Every year, the Joint Commission reviews reports from healthcare professionals about unsafe conditions within their organizations. The most serious often lead to onsite evaluation and work with The Joint Commission to identify and remediate breakdowns to improve quality and safety.
Many organizations have begun to acknowledge that leadership and structural support for staff who recognize and report unsafe conditions creates a safety culture that is critical to delivering highly reliable care, The Joint Commission reports in a new Sentinel Event Alert.
Sentinel Event Alert #60 – Developing a reporting culture: Learning from close calls and hazardous conditions explores guidance for healthcare organizations and leaders in establishing a psychologically safe environment that eliminates fear of negative consequences for reporting mistakes, and actively encourages learning from “close calls” in patient care.
Close calls happen more frequently than actual harm events. Reporting them provides crucial information on active and potential weaknesses in healthcare safety systems from the perspective of healthcare workers in varying positions—analysis makes it possible to identify system weaknesses and address daily workflow or systems use, according to the alert.
The alert cites practices, learning, and resources from Ill.-based Adventist Hinsdale Hospital, Mass.-based Brigham and Women’s Hospital, Cincinnati Children’s Hospital, Kent Hospital, a member of Care New England Health System in Rhode Island; Pa.-based Lehigh Valley Health Network; Medical University of South Carolina Health; Texas-based Memorial Hermann Health System; N.Y.-based Montefiore Medical Center; and the Pennsylvania Patient Safety Authority.
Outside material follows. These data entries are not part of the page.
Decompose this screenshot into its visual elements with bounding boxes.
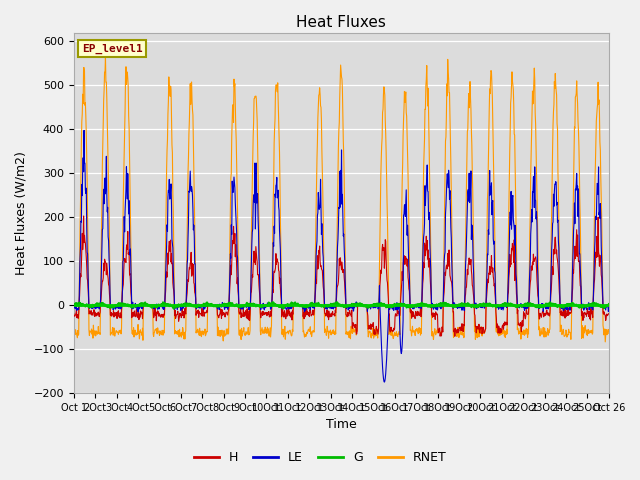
RNET [605, 331, 612, 336]
RNET [363, 302, 371, 308]
H [80, 213, 88, 219]
LE [70, 302, 77, 308]
G [141, 301, 148, 307]
RNET [251, 96, 259, 101]
X-axis label: Time: Time [326, 419, 356, 432]
G [363, 303, 371, 309]
Line: RNET: RNET [74, 57, 609, 342]
G [352, 301, 360, 307]
RNET [351, 326, 359, 332]
H [70, 311, 77, 317]
Y-axis label: Heat Fluxes (W/m2): Heat Fluxes (W/m2) [15, 151, 28, 275]
H [451, 334, 459, 339]
LE [251, 200, 259, 205]
Line: G: G [74, 302, 609, 309]
RNET [102, 54, 109, 60]
Legend: H, LE, G, RNET: H, LE, G, RNET [189, 446, 451, 469]
LE [363, 302, 371, 308]
G [251, 301, 259, 307]
Line: LE: LE [74, 130, 609, 382]
LE [303, 305, 310, 311]
Title: Heat Fluxes: Heat Fluxes [296, 15, 386, 30]
LE [351, 301, 359, 307]
LE [80, 127, 88, 133]
H [605, 311, 612, 316]
RNET [70, 332, 77, 338]
Line: H: H [74, 216, 609, 336]
H [141, 302, 149, 308]
H [161, 312, 168, 318]
G [605, 301, 612, 307]
G [70, 301, 77, 307]
H [363, 302, 371, 308]
Text: EP_level1: EP_level1 [82, 43, 143, 54]
H [251, 260, 259, 265]
G [170, 306, 177, 312]
RNET [602, 339, 609, 345]
RNET [141, 302, 149, 308]
LE [381, 379, 388, 385]
RNET [303, 333, 310, 338]
G [160, 302, 168, 308]
LE [605, 303, 612, 309]
H [351, 324, 359, 329]
G [303, 303, 310, 309]
RNET [161, 327, 168, 333]
LE [141, 302, 149, 308]
G [269, 300, 276, 305]
H [303, 312, 310, 318]
LE [161, 306, 168, 312]
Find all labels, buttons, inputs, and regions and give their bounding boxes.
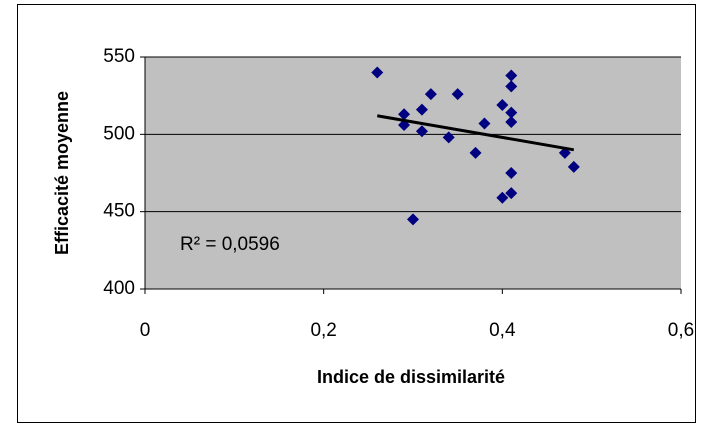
annotation: R² = 0,0596 xyxy=(180,234,280,255)
data-point xyxy=(415,125,428,138)
data-point xyxy=(371,66,384,79)
x-tick-label: 0,2 xyxy=(310,320,336,341)
data-point xyxy=(424,88,437,101)
y-tick-label: 450 xyxy=(103,201,135,222)
x-tick-label: 0,6 xyxy=(668,320,694,341)
trendline xyxy=(377,114,575,152)
data-point xyxy=(505,106,518,119)
data-point xyxy=(505,187,518,200)
data-point xyxy=(567,160,580,173)
data-point xyxy=(505,167,518,179)
data-point xyxy=(505,115,518,128)
y-tick-label: 400 xyxy=(103,278,135,299)
y-axis-title: Efficacité moyenne xyxy=(52,91,72,255)
y-tick-label: 500 xyxy=(103,123,135,144)
data-point xyxy=(451,88,464,101)
data-point xyxy=(478,117,491,130)
data-point xyxy=(398,108,411,121)
y-tick-label: 550 xyxy=(103,46,135,67)
data-point xyxy=(442,131,455,144)
x-tick-label: 0,4 xyxy=(489,320,516,341)
data-point xyxy=(407,213,419,226)
plot-area xyxy=(145,57,681,289)
data-point xyxy=(469,146,482,159)
data-point xyxy=(415,103,428,116)
x-axis-title: Indice de dissimilarité xyxy=(317,367,505,387)
data-point xyxy=(496,98,509,111)
data-point xyxy=(496,191,509,204)
x-tick-label: 0 xyxy=(140,320,151,341)
data-point xyxy=(505,80,518,93)
data-point xyxy=(505,69,518,82)
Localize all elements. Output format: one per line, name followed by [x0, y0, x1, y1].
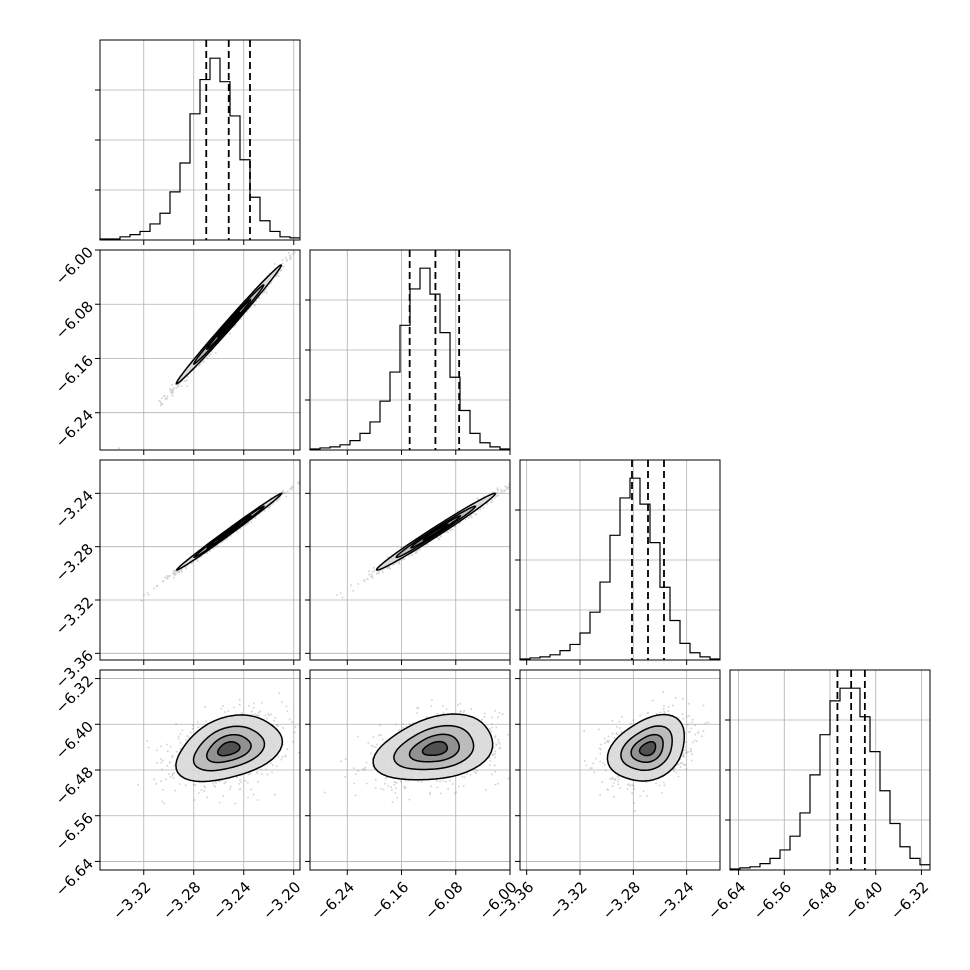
panel-frame [519, 459, 721, 661]
panel-frame [99, 459, 301, 661]
y-tick-label: −6.08 [52, 298, 97, 343]
scatter-cloud [140, 481, 300, 602]
pair-panel-2-1 [305, 459, 511, 665]
scatter-cloud [137, 692, 300, 805]
pair-panel-3-2: −3.36 −3.32 −3.28 −3.24 [492, 669, 721, 923]
x-tick-label: −6.40 [841, 878, 886, 923]
y-tick-label: −3.24 [52, 487, 97, 532]
scatter-cloud [336, 483, 510, 599]
y-tick-label: −3.28 [52, 540, 97, 585]
x-tick-label: −3.28 [159, 878, 204, 923]
y-tick-label: −3.32 [52, 593, 97, 638]
scatter-cloud [583, 691, 709, 812]
y-tick-label: −6.24 [52, 406, 97, 451]
x-tick-label: −6.64 [704, 878, 749, 923]
y-tick-label: −6.00 [52, 243, 97, 288]
density-contour-3 [216, 523, 241, 541]
density-contour-3 [638, 740, 657, 757]
pair-panel-2-0: −3.36−3.32−3.28−3.24 [52, 459, 301, 692]
panel-frame [309, 459, 511, 661]
y-tick-label: −6.56 [52, 809, 97, 854]
x-tick-label: −6.08 [421, 878, 466, 923]
density-contour-3 [421, 740, 449, 757]
histogram-2 [519, 477, 720, 660]
x-tick-label: −6.32 [887, 878, 932, 923]
hist-panel-0 [95, 39, 301, 245]
y-tick-label: −6.64 [52, 855, 97, 900]
panel-frame [309, 249, 511, 451]
histogram-0 [99, 57, 300, 240]
y-tick-label: −6.48 [52, 763, 97, 808]
density-contour-3 [216, 311, 241, 338]
panel-frame [99, 249, 301, 451]
density-contour-3 [216, 741, 241, 757]
x-tick-label: −6.48 [796, 878, 841, 923]
x-tick-label: −6.24 [313, 878, 358, 923]
x-tick-label: −3.24 [652, 878, 697, 923]
x-tick-label: −3.32 [546, 878, 591, 923]
y-tick-label: −6.40 [52, 718, 97, 763]
panel-frame [99, 39, 301, 241]
hist-panel-3: −6.64 −6.56 −6.48 −6.40 −6.32 [704, 669, 932, 923]
x-tick-label: −3.20 [259, 878, 304, 923]
hist-panel-2 [515, 459, 721, 665]
y-tick-label: −6.16 [52, 352, 97, 397]
density-contour-3 [422, 523, 449, 541]
histogram-3 [729, 687, 930, 870]
x-tick-label: −3.32 [109, 878, 154, 923]
x-tick-label: −3.24 [209, 878, 254, 923]
scatter-cloud [323, 699, 510, 803]
x-tick-label: −3.28 [599, 878, 644, 923]
pair-panel-3-1: −6.24 −6.16 −6.08 −6.00 [305, 669, 521, 923]
pair-panel-3-0: −3.32 −3.28 −3.24 −3.20 −6.64−6.56−6.48−6.40… [52, 669, 305, 923]
histogram-1 [309, 267, 510, 450]
hist-panel-1 [305, 249, 511, 455]
scatter-cloud [118, 250, 298, 449]
x-tick-label: −6.16 [367, 878, 412, 923]
x-tick-label: −6.56 [750, 878, 795, 923]
pair-panel-1-0: −6.24 −6.16 −6.08 −6.00 [52, 243, 301, 455]
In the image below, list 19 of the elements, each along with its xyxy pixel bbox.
Recommended actions for health care organizations and leaders include:
  • Reviewing the alert and The Joint Commission’s Sentinel Event Alert #57 – The essential role of leadership in developing a safety culture while developing a safety for basic guidance and resources
  • Communicating leadership commitment to building trust and reporting through a safety culture
  • Developing a system for reporting incidents, including close calls and hazardous conditions, that encourages reporting. The system should include a recognition program and provide a feedback loop so staff know that action is being taken to address or fix the identified flaw.